A política dos EUA para a América Latina está mudando da promoção da democracia para interesses pragmáticos, e a Guatemala se tornou o campo de teste dessa transição. Este artigo analisa o impacto potencial dessa mudança nos padrões de investimento, comércio e recursos da região.

Da promoção da democracia aos interesses prioritários: A mudança de paradigma na política dos EUA para a América Latina

Durante muito tempo, o núcleo da política dos EUA para a América Latina foi a promoção da democracia, dos direitos humanos e do livre comércio. No entanto, sob a administração Trump, este quadro tradicional está a ser substituído por um pragmatismo de "América Primeiro". Em março de 2026, Trump realizou uma cimeira em Miami Doral, convidando 12 líderes latino-americanos pró-EUA, marcando que Washington está a apoiar ativamente as forças de direita na região.
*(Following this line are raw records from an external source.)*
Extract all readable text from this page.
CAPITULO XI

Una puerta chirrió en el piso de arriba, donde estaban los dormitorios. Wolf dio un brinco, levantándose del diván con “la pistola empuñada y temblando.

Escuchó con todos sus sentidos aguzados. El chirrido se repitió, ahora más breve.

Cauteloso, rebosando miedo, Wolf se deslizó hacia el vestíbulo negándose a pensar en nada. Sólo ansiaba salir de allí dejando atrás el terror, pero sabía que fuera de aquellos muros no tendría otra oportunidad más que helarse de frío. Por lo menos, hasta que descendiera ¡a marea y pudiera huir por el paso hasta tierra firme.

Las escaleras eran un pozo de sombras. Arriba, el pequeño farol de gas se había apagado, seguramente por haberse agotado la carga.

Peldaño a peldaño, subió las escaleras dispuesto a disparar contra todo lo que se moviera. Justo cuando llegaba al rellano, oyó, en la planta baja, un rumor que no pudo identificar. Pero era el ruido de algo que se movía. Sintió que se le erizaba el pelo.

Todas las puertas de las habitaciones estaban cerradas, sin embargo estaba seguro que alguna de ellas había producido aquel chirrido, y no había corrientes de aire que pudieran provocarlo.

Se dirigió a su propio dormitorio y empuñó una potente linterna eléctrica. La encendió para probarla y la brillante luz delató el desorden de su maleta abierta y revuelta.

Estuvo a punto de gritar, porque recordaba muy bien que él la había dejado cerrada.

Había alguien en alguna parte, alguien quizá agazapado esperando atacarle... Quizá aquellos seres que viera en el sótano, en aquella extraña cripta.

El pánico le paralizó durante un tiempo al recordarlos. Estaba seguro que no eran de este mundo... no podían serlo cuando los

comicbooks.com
A Guatemala tornou-se o campo de testes típico desta mudança de política: lobistas e think tanks dos EUA estão ativamente a intervir na política do país, promovendo reformas judiciais, controlo de imigração e políticas económicas alinhadas com os interesses dos EUA.

Esta mudança não é uma simples oscilação ideológica, mas sim um recálculo baseado em interesses reais. Para os EUA, o valor estratégico da América Latina passou de um tabuleiro político durante a Guerra Fria para uma região chave para a segurança migratória, fornecimento de recursos e a relocalização de cadeias de abastecimento. Para países da América Central como a Guatemala, esta mudança política traz oportunidades de cooperação económica, mas também desafios de cedência de soberania.

Caso da Guatemala: Variáveis económicas sob a tendência de direitização

O atual presidente da Guatemala, Bernardo Arévalo, embora oriundo de um partido de centro-esquerda, sob pressão dos EUA e lutas políticas internas, o seu governo começou a ajustar-se para a direita. Os EUA, através de assistência técnica, formação judicial e incentivos económicos, estão a promover que a Guatemala fortaleça o controlo de fronteiras, enfraqueça os órgãos de investigação de corrupção e dê prioridade à cooperação com empresas americanas. Este modelo está a ser replicado noutros países latino-americanos, como El Salvador, Equador, entre outros.

Do ponto de vista económico, a direitização geralmente significa políticas mais flexíveis para investimento estrangeiro, menor risco de nacionalização de recursos e acordos comerciais mais pró-EUA. A Guatemala possui ricos recursos minerais como níquel, ouro, prata, bem como produtos agrícolas como café e banana. Nos últimos anos, a influência económica da China na Guatemala aumentou, mas os EUA estão a recuperar a posição dominante através da política "América Primeiro". Por exemplo, a Corporação Financeira de Desenvolvimento Internacional dos EUA (DFC) aumentou os empréstimos para projetos de infraestrutura na Guatemala, com a condição de que os projetos excluam equipamentos e tecnologia chineses.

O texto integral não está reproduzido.